Глава 16
Я произнёс это ровным голосом. Хотя на самом деле в голове у меня щёлкал таймер, и цифры на нём убавлялись с той скоростью, с какой убывает заряд у старого телефона на морозе.
Олеся выдохнула. Плечи у неё обмякли, будто она несла эту коробку от самого кафе, всё время собираясь вперёд и напрягая спину, а теперь разом разрешила себе сутулость.
— Фух. А то я бежала и думала: вдруг опоздала, вдруг ты скажешь, что всё, поздно… Он же маленький совсем.
— Маленький. Именно поэтому у нас мало времени, — пояснил я.
Я повернулся к ней в пол-оборота, ровно настолько, чтобы она поняла: разговора сейчас не будет. Будет короткий инструктаж и работа.
— Олесь. Быстрый вопрос. Молоко коровье?
— Ну да, обычное, из пакета. Марина всегда котам даёт, бездомным. У нас за кафе постоянно кто-то ошивается.
— Котам можно. Эфирному суслику нет. Никогда.
Она моргнула. Два раза.
— В смысле?
— В прямом. Лактоза у эфирных грызунов вступает в реакцию с собственным эфиром Ядра и даёт кристаллизацию. По пищеводу, по трахее, по всему, где прошла жидкость. То, что ты видишь на спине это не болезнь. Это последствие. Зверь выпил, срыгнул, но часть молока уже ушла вниз, и кристаллы сейчас растут у него внутри. Каждую минуту становится хуже. Ясно?
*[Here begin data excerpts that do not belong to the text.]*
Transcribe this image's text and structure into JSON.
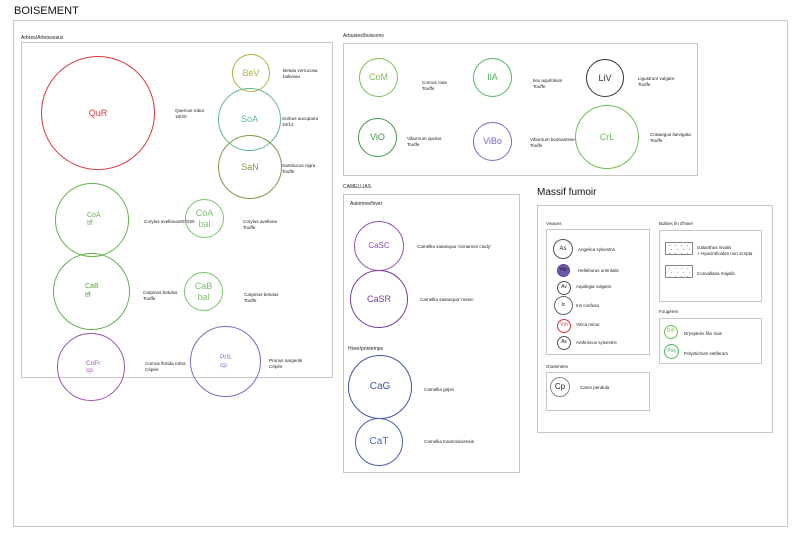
{
  "page": {
    "title": "BOISEMENT",
    "massif_title": "Massif fumoir"
  },
  "arbres": {
    "label": "Arbres/Arbrisseaux",
    "plants": [
      {
        "code": "QuR",
        "name": "Quercus robur\n18/20",
        "color": "#d9363e"
      },
      {
        "code": "BeV",
        "name": "Betula verrucosa\nbaliveau",
        "color": "#b5b23a"
      },
      {
        "code": "SoA",
        "name": "Sorbus aucuparia\n10/12",
        "color": "#5fb88a"
      },
      {
        "code": "SaN",
        "name": "Sambucus nigra\nTouffe",
        "color": "#7f9a4a"
      },
      {
        "code": "CoA\ntff",
        "name": "Corylus avellana200/250",
        "color": "#62b44a"
      },
      {
        "code": "CoA\nbal",
        "name": "Corylus avellana\nTouffe",
        "color": "#7ac46a"
      },
      {
        "code": "CaB\ntff",
        "name": "Carpinus betulus\nTouffe",
        "color": "#55ad45"
      },
      {
        "code": "CaB\nbal",
        "name": "Carpinus betulus\nTouffe",
        "color": "#78c46a"
      },
      {
        "code": "CoFr\ncp",
        "name": "Cornus florida rubra\nCépée",
        "color": "#9a4fb0"
      },
      {
        "code": "PrS\ncp",
        "name": "Prunus sargentii\nCépée",
        "color": "#7d6ac4"
      }
    ]
  },
  "arbustes": {
    "label": "Arbustes/buissons",
    "plants": [
      {
        "code": "CoM",
        "name": "Cornus mas\nTouffe",
        "color": "#7cbf4e"
      },
      {
        "code": "IlA",
        "name": "Ilex aquifolium\nTouffe",
        "color": "#4fb55e"
      },
      {
        "code": "LiV",
        "name": "Ligustrum vulgare\nTouffe",
        "color": "#333333"
      },
      {
        "code": "ViO",
        "name": "Viburnum opulus\nTouffe",
        "color": "#3f9a4a"
      },
      {
        "code": "ViBo",
        "name": "Viburnum bodnantese\nTouffe",
        "color": "#7d6ac4"
      },
      {
        "code": "CrL",
        "name": "Crataegus laevigata\nTouffe",
        "color": "#6fbf52"
      }
    ]
  },
  "camellias": {
    "label": "CAMELLIAS",
    "automne_label": "Automne/hiver",
    "hiver_label": "Hiver/printemps",
    "plants": [
      {
        "code": "CaSC",
        "name": "Camellia sasanqua 'cinnamon cindy'",
        "color": "#8a4fb5"
      },
      {
        "code": "CaSR",
        "name": "Camellia sasanqua 'rosea'",
        "color": "#7a3fa8"
      },
      {
        "code": "CaG",
        "name": "Camellia grijsii",
        "color": "#3f55a8"
      },
      {
        "code": "CaT",
        "name": "Camellia transnokoensis",
        "color": "#4a5fb5"
      }
    ]
  },
  "massif": {
    "vivaces": {
      "label": "Vivaces",
      "plants": [
        {
          "code": "As",
          "name": "Angelica sylvestris",
          "color": "#555555",
          "fill": "none"
        },
        {
          "code": "Ho",
          "name": "Helleborus orientalis",
          "color": "#5b4596",
          "fill": "#6e5aa8"
        },
        {
          "code": "Av",
          "name": "Aquilegia vulgaris",
          "color": "#555555",
          "fill": "none"
        },
        {
          "code": "Ic",
          "name": "Iris confusa",
          "color": "#555555",
          "fill": "none"
        },
        {
          "code": "Vm",
          "name": "Vinca minor",
          "color": "#d9363e",
          "fill": "none"
        },
        {
          "code": "As",
          "name": "Anthriscus sylvestris",
          "color": "#555555",
          "fill": "none"
        }
      ]
    },
    "bulbes": {
      "label": "Bulbes fin d'hiver",
      "items": [
        {
          "name": "Galanthus nivalis\n+ Hyacinthoides non scripta",
          "dot_color": "#5a6fd0"
        },
        {
          "name": "Convallaria majalis",
          "dot_color": "#b07ad0"
        }
      ]
    },
    "fougeres": {
      "label": "Fougères",
      "plants": [
        {
          "code": "DrF",
          "name": "Dryopteris filix mas",
          "color": "#6fbf52"
        },
        {
          "code": "Pos",
          "name": "Polystichum setiferum",
          "color": "#4fb55e"
        }
      ]
    },
    "graminees": {
      "label": "Graminées",
      "plants": [
        {
          "code": "Cp",
          "name": "Carex pendula",
          "color": "#333333"
        }
      ]
    }
  }
}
Я секунду смотрел на неё и видел, как до её головы доходит смысл этих слов разом, пакетом. Глаза у Олеси потемнели. Рот приоткрылся.
— Миш… Я же не знала… Мы хотели как лучше, он же дрожал весь, мы думали согреть его… — виновато начала она.
— Никто не знал. Ты не виновата.
Жёстко, но коротко. Размазывать по тарелке чувство вины сейчас, это дело бесполезное и затратное по времени, а времени у меня не было. Я отвернулся от неё, подхватил коробку со столика одной рукой, другой уже снимал с крючка чистый, накрахмаленный халат с сегодняшним запахом порошка.
— Ксюша! — позвал я.
Она стояла в двух шагах, в готовой стойке, с теми самыми приподнятыми плечами и чуть выдвинутой вперёд челюстью. Это её обычный режим, когда в клинике пахло экстренной работой. Пальто снято. Очки сдвинуты на переносицу. Рукава халата подкатаны до локтя. Она это делала всегда, на автомате, даже когда просто протирала стол.
— Готова, Михал Алексеич! — воскликнула она.
— Операционная, живо. Суслика на стол. Щелочной раствор: слабый, трёхпроцентный, подогретый до тридцати семи. Набор для эндоскопии, трубка самого тонкого диаметра, какая у нас есть. Зажимы Михельсона: три штуки. Физиологический на капельницу, игла двадцать шестая. И приготовь шприц с кортикалом, половина дозы по весу, не смей округлять вверх.
— Поняла.
Она уже двигалась. Взяла у меня коробку, придержала её обеими ладонями, бережно, как будто в ней лежал не полуживой зверёк, а хрустальный сервиз, и быстрым, уверенным шагом прошла в операционную. Ни один стакан с подоконника при этом не сметён, ни одна табуретка не задета. В режиме экстренной помощи у неё в теле включался совершенно другой человек с точной координацией и железной хваткой.
Удивительный дар. До сих пор не перестаю удивляться.
Я шагнул следом. На пороге операционной обернулся.
Олеся одна стояла в приёмном посреди помещения. Руки прижаты к груди, лицо бледное и на нём ярко, неуместно-ярко смотрелась полоска розовой помады, которую она, видимо, накрасила утром перед сменой, ещё не зная, что в обед побежит сюда с картонной коробкой.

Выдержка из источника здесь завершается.